Torrox räumt illegale Lager und besetzte Gebäude

Die Polizei hat in diesem Sommer an rund 20 Orten im Gemeindegebiet eingegriffen – darunter zum zweiten Mal ein Lager unter der Brücke über den Río Güi in El Morche.

Illegale Lager Torrox
Foto: Ayuntamiento de Torrox

Illegale Lager in Torrox

Die Gemeinde Torrox geht in diesem Sommer verstärkt gegen illegale Besetzungen und provisorische Lager vor.

Nach Angaben der Gemeinde hat die örtliche Polizei in den vergangenen Monaten an rund 20 besetzten Gebäuden und illegalen Camps im Gemeindegebiet interveniert. Bei einigen Einsätzen wurde sie von der Guardia Civil unterstützt.

Als Gründe für die Intervention nennt die Gemeinde vor allem Brand- und Überschwemmungsgefahr sowie mangelnde Hygiene und Sicherheitsstandards. Besonders problematisch seien Standorte in Flussbetten oder Bereiche, in denen sich Matratzen, Hausrat, Müll und andere brennbare Materialien angesammelt hätten.

Zu den jüngsten Maßnahmen gehört die erneute Räumung eines Lagers unter der Brücke über den Río Güi in El Morche, nahe der Grenze zu Vélez-Málaga.
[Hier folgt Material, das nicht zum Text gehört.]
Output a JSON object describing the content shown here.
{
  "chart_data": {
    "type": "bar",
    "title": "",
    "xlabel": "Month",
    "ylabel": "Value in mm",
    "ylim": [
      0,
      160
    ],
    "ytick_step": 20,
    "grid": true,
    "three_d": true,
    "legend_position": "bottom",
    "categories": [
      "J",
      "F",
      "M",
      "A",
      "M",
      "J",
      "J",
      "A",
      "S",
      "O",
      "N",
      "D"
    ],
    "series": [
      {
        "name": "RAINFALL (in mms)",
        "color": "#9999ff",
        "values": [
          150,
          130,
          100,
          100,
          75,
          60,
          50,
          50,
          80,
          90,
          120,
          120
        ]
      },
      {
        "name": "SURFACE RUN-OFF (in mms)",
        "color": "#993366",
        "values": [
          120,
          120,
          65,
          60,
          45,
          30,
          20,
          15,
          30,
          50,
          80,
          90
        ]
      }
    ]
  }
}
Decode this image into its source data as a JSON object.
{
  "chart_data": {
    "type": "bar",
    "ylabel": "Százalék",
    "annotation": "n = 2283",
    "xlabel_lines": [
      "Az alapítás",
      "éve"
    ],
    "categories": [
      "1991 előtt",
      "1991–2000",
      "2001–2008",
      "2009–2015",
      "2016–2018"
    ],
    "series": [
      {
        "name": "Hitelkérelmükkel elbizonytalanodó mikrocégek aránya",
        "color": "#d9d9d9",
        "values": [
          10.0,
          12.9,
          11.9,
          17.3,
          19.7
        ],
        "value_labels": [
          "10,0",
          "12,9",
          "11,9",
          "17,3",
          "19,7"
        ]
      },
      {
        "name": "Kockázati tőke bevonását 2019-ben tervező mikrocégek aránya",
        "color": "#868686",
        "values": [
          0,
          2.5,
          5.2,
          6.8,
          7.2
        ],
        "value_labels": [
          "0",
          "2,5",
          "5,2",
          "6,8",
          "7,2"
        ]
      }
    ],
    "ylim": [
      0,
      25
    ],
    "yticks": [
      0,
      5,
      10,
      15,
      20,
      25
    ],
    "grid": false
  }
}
Der Ort war bereits Mitte Juli geräumt worden. Damals hatten dort nach Angaben der Behörden etwa zehn Menschen übernachtet. Die Räumung verlief seinerzeit ohne Zwischenfälle oder Festnahmen.
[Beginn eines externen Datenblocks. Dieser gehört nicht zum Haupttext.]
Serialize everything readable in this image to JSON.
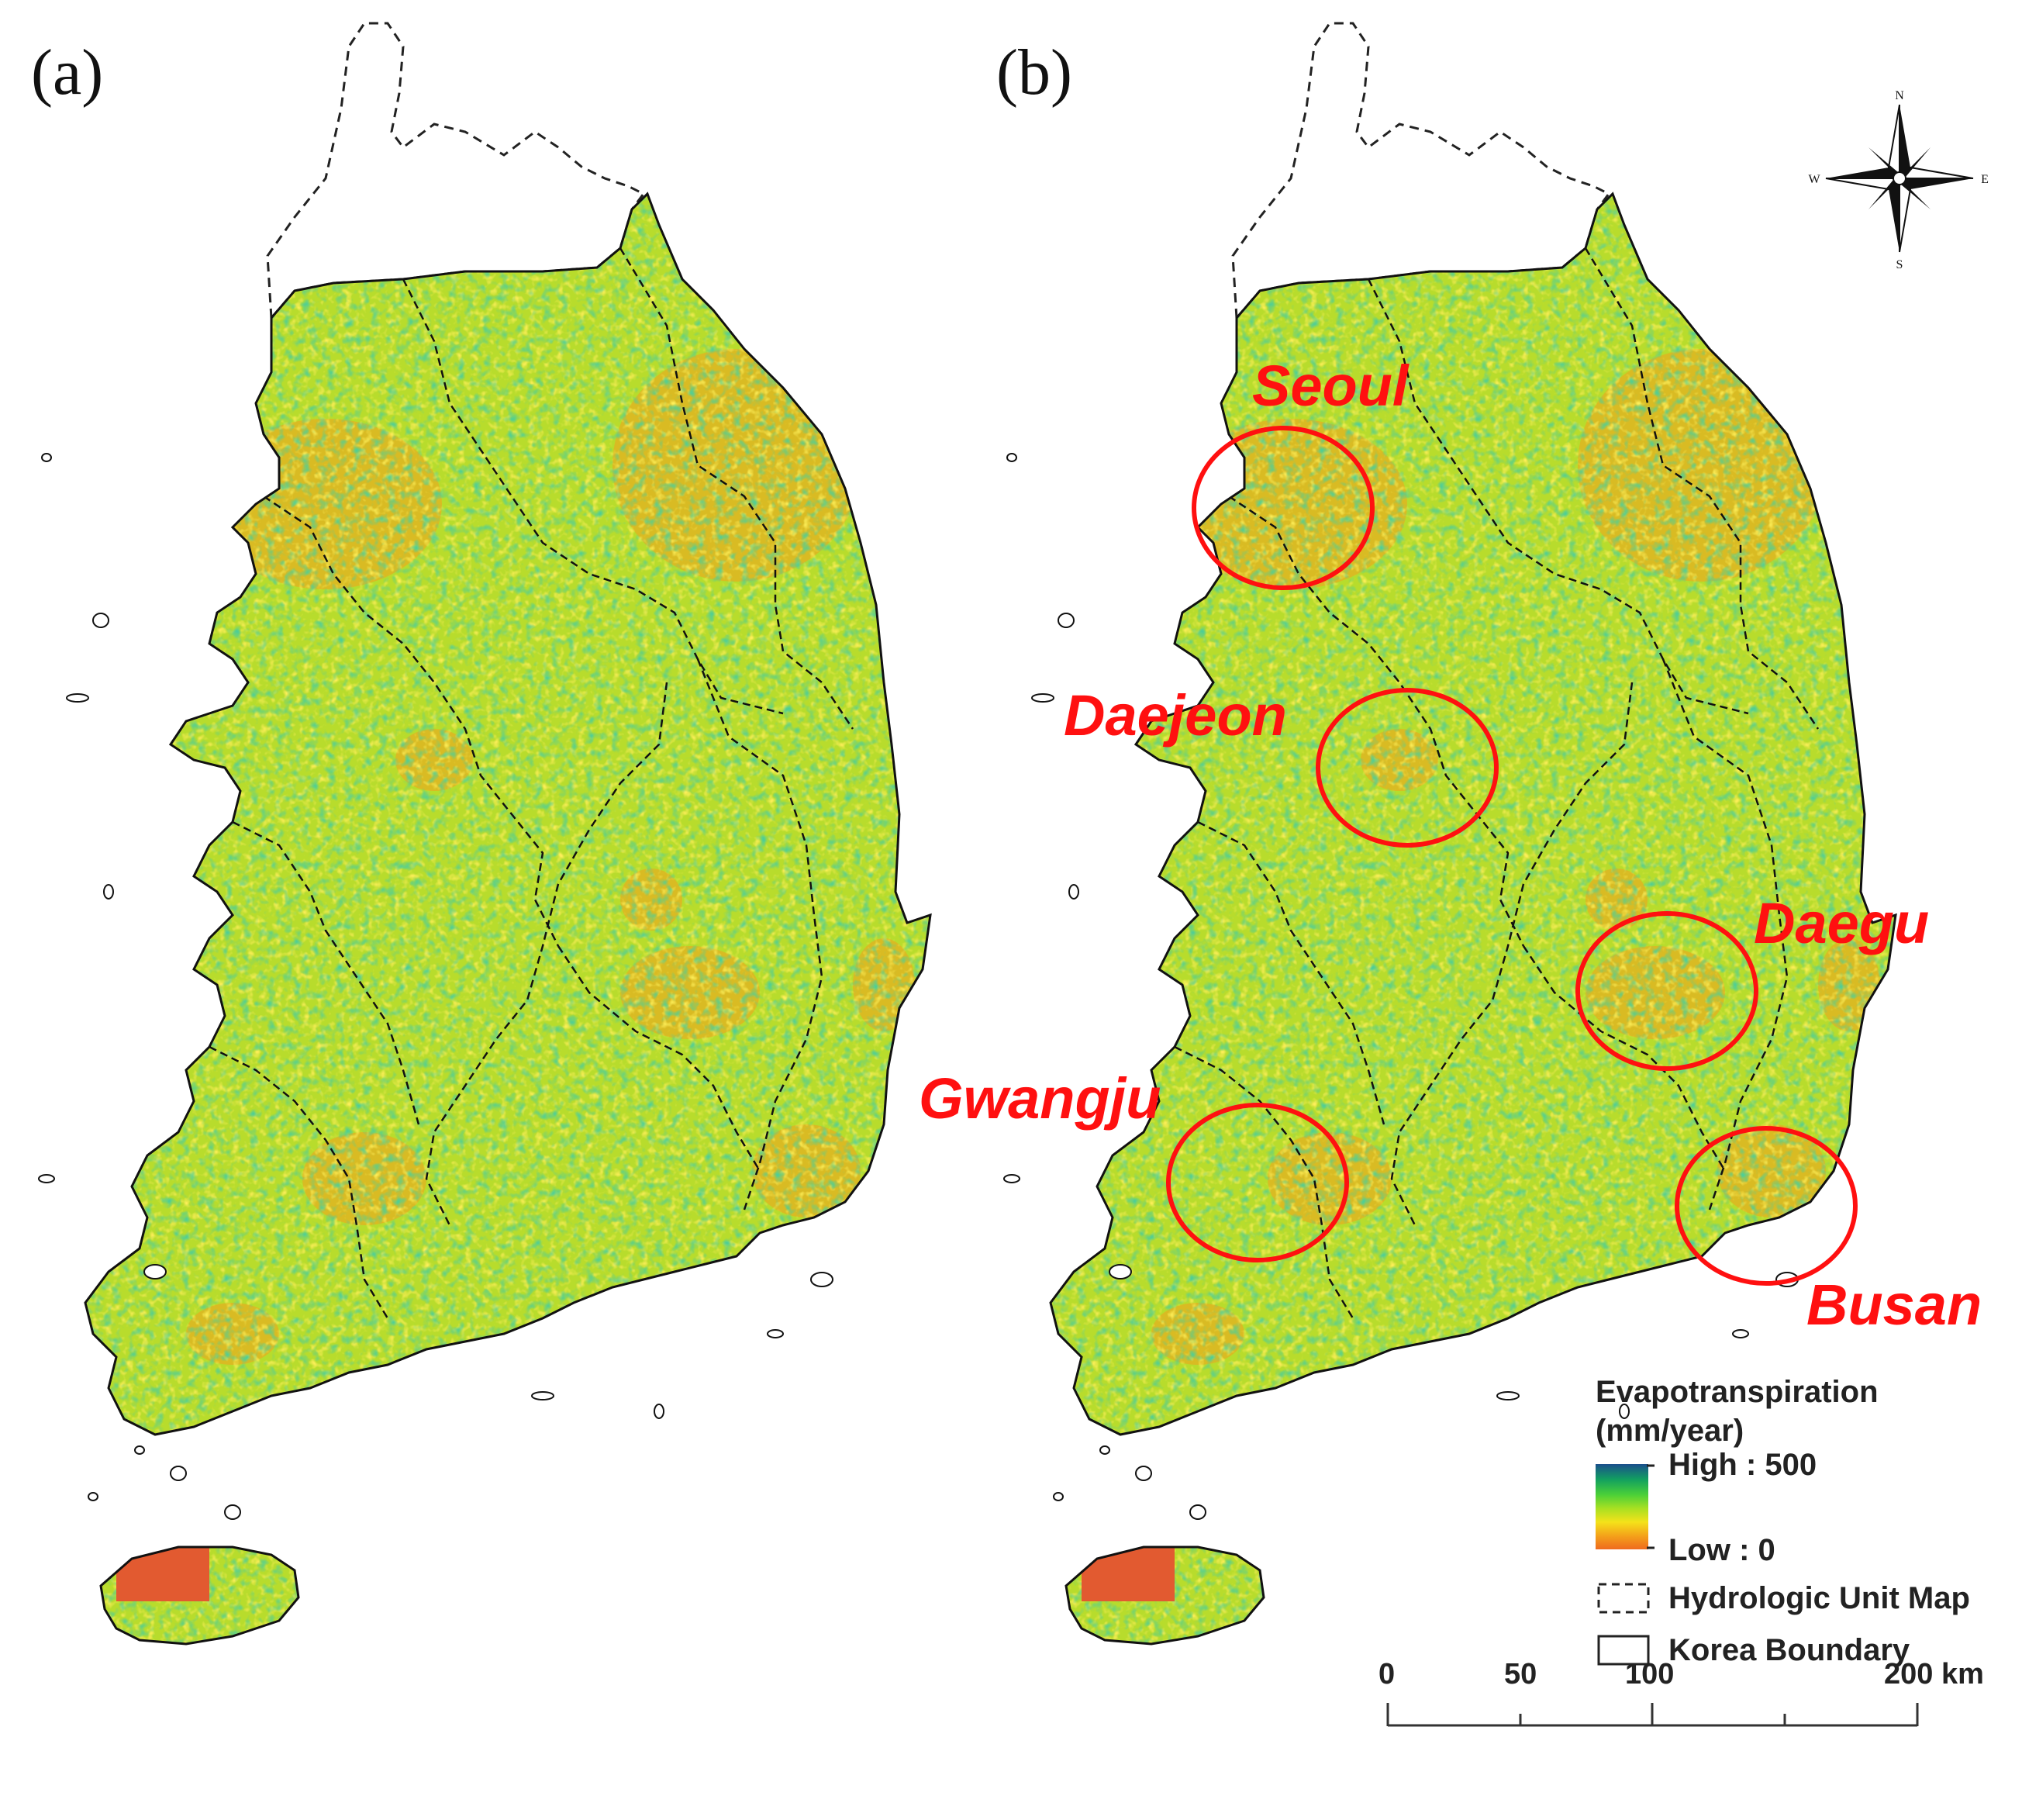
{
  "panels": [
    {
      "label": "(a)"
    },
    {
      "label": "(b)"
    }
  ],
  "cities": [
    {
      "name": "Seoul"
    },
    {
      "name": "Daejeon"
    },
    {
      "name": "Daegu"
    },
    {
      "name": "Gwangju"
    },
    {
      "name": "Busan"
    }
  ],
  "compass": {
    "n": "N",
    "s": "S",
    "e": "E",
    "w": "W"
  },
  "legend": {
    "title_line1": "Evapotranspiration",
    "title_line2": "(mm/year)",
    "high_label": "High : 500",
    "low_label": "Low : 0",
    "hydrologic_label": "Hydrologic Unit Map",
    "boundary_label": "Korea Boundary",
    "colors": [
      "#1a4f8c",
      "#12a060",
      "#4bd038",
      "#a8e022",
      "#f4e21a",
      "#f4a21a",
      "#ef6a1e"
    ]
  },
  "scale_bar": {
    "ticks": [
      "0",
      "50",
      "100",
      "200 km"
    ]
  },
  "colors": {
    "highlight": "#ff1010",
    "land_base": "#b8dc2c",
    "urban": "#f4a01e",
    "coast": "#111111"
  }
}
Dass das Lager nun erneut geräumt wurde, zeigt, dass der Platz anschließend wieder genutzt wurde. Nach dem Einsatz beauftragte die Gemeinde das Unternehmen FCC Caviclum erneut mit der Beseitigung von Matratzen, persönlichen Gegenständen, Müll und anderen Hinterlassenschaften.
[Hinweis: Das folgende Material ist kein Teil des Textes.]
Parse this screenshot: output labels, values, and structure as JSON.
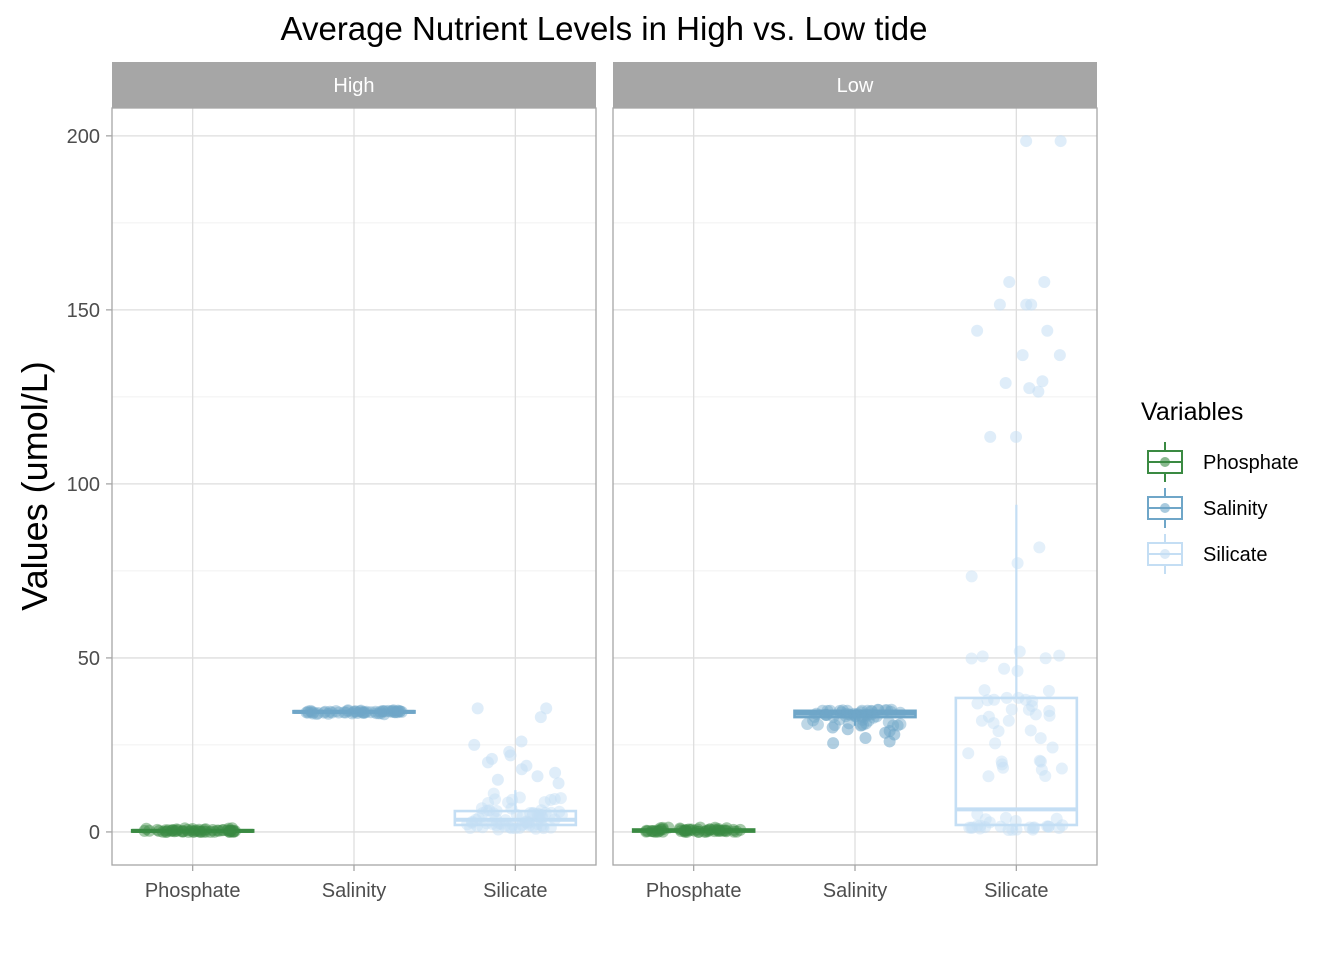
{
  "chart_data": {
    "type": "boxplot",
    "title": "Average Nutrient Levels in High vs. Low tide",
    "xlabel": "",
    "ylabel": "Values (umol/L)",
    "categories": [
      "Phosphate",
      "Salinity",
      "Silicate"
    ],
    "ylim": [
      -9.5,
      208
    ],
    "yticks": [
      0,
      50,
      100,
      150,
      200
    ],
    "grid": true,
    "legend": {
      "title": "Variables",
      "position": "right",
      "items": [
        {
          "label": "Phosphate",
          "color": "#3a8a42"
        },
        {
          "label": "Salinity",
          "color": "#6fa6c8"
        },
        {
          "label": "Silicate",
          "color": "#c4def4"
        }
      ]
    },
    "facets": [
      {
        "label": "High",
        "boxes": [
          {
            "category": "Phosphate",
            "min": 0.0,
            "q1": 0.1,
            "median": 0.3,
            "q3": 0.5,
            "max": 1.2
          },
          {
            "category": "Salinity",
            "min": 33.8,
            "q1": 34.3,
            "median": 34.5,
            "q3": 34.7,
            "max": 35.0
          },
          {
            "category": "Silicate",
            "min": 0.5,
            "q1": 2.0,
            "median": 3.5,
            "q3": 6.0,
            "max": 12.0
          }
        ],
        "outliers": [
          {
            "category": "Silicate",
            "values": [
              14,
              15,
              16,
              17,
              18,
              19,
              20,
              21,
              22,
              23,
              25,
              26,
              33,
              35.5,
              35.5
            ]
          }
        ]
      },
      {
        "label": "Low",
        "boxes": [
          {
            "category": "Phosphate",
            "min": 0.0,
            "q1": 0.1,
            "median": 0.4,
            "q3": 0.7,
            "max": 1.5
          },
          {
            "category": "Salinity",
            "min": 30.5,
            "q1": 33.0,
            "median": 34.0,
            "q3": 34.8,
            "max": 35.2
          },
          {
            "category": "Silicate",
            "min": 0.5,
            "q1": 2.0,
            "median": 6.5,
            "q3": 38.5,
            "max": 94.0
          }
        ],
        "outliers": [
          {
            "category": "Salinity",
            "values": [
              25.5,
              26,
              27,
              28,
              28.5,
              29,
              29.5,
              30
            ]
          },
          {
            "category": "Silicate",
            "values": [
              113.5,
              113.5,
              126.5,
              127.5,
              129,
              129.5,
              137,
              137,
              144,
              144,
              151.5,
              151.5,
              151.5,
              158,
              158,
              198.5,
              198.5
            ]
          }
        ]
      }
    ]
  }
}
Weitere Räumungen im Gemeindegebiet

Illegale Lager Torrox
Foto: Auntamiento de Torrox

Die Maßnahmen beschränkten sich nach Angaben des Rathauses nicht auf den Bereich des Río Güi. Weitere Einsätze gab es unter anderem in Punta del Faro, in der Calle Carlos Cano und der Calle Baja, im Bereich der Sportanlagen von Ferrara sowie an der Carretera de Almería nahe dem Hotel Urban Beach.

Wie viele der rund 20 Einsätze besetzte Wohngebäude und wie viele provisorische Lager betrafen, teilte die Gemeinde nicht mit. Auch die Zahl der insgesamt betroffenen Menschen wurde nicht genannt.

Bürgermeister Óscar Medina erklärte, die Gemeinde wolle sowohl Menschen in schwierigen Lebenssituationen als auch Privateigentum schützen und gleichzeitig die Sicherheit und das Zusammenleben in den öffentlichen Bereichen gewährleisten.

Es könne nicht zur Normalität werden, dass Menschen in einem Flussbett oder unter Bedingungen übernachten, die eine Gefahr für sie selbst oder ihre Umgebung darstellten.

Gleichzeitig betont die Gemeinde, dass Räumungen allein keine Lösung seien. Für Menschen in besonders schwierigen Situationen müssten nach Ansicht des Bürgermeisters sichere und menschenwürdige Alternativen gefunden werden.

Medina verwies zudem darauf, dass die Gemeinde bereits die Zentralregierung aufgefordert habe, bei solchen Situationen nach gemeinsamen Lösungen zu suchen.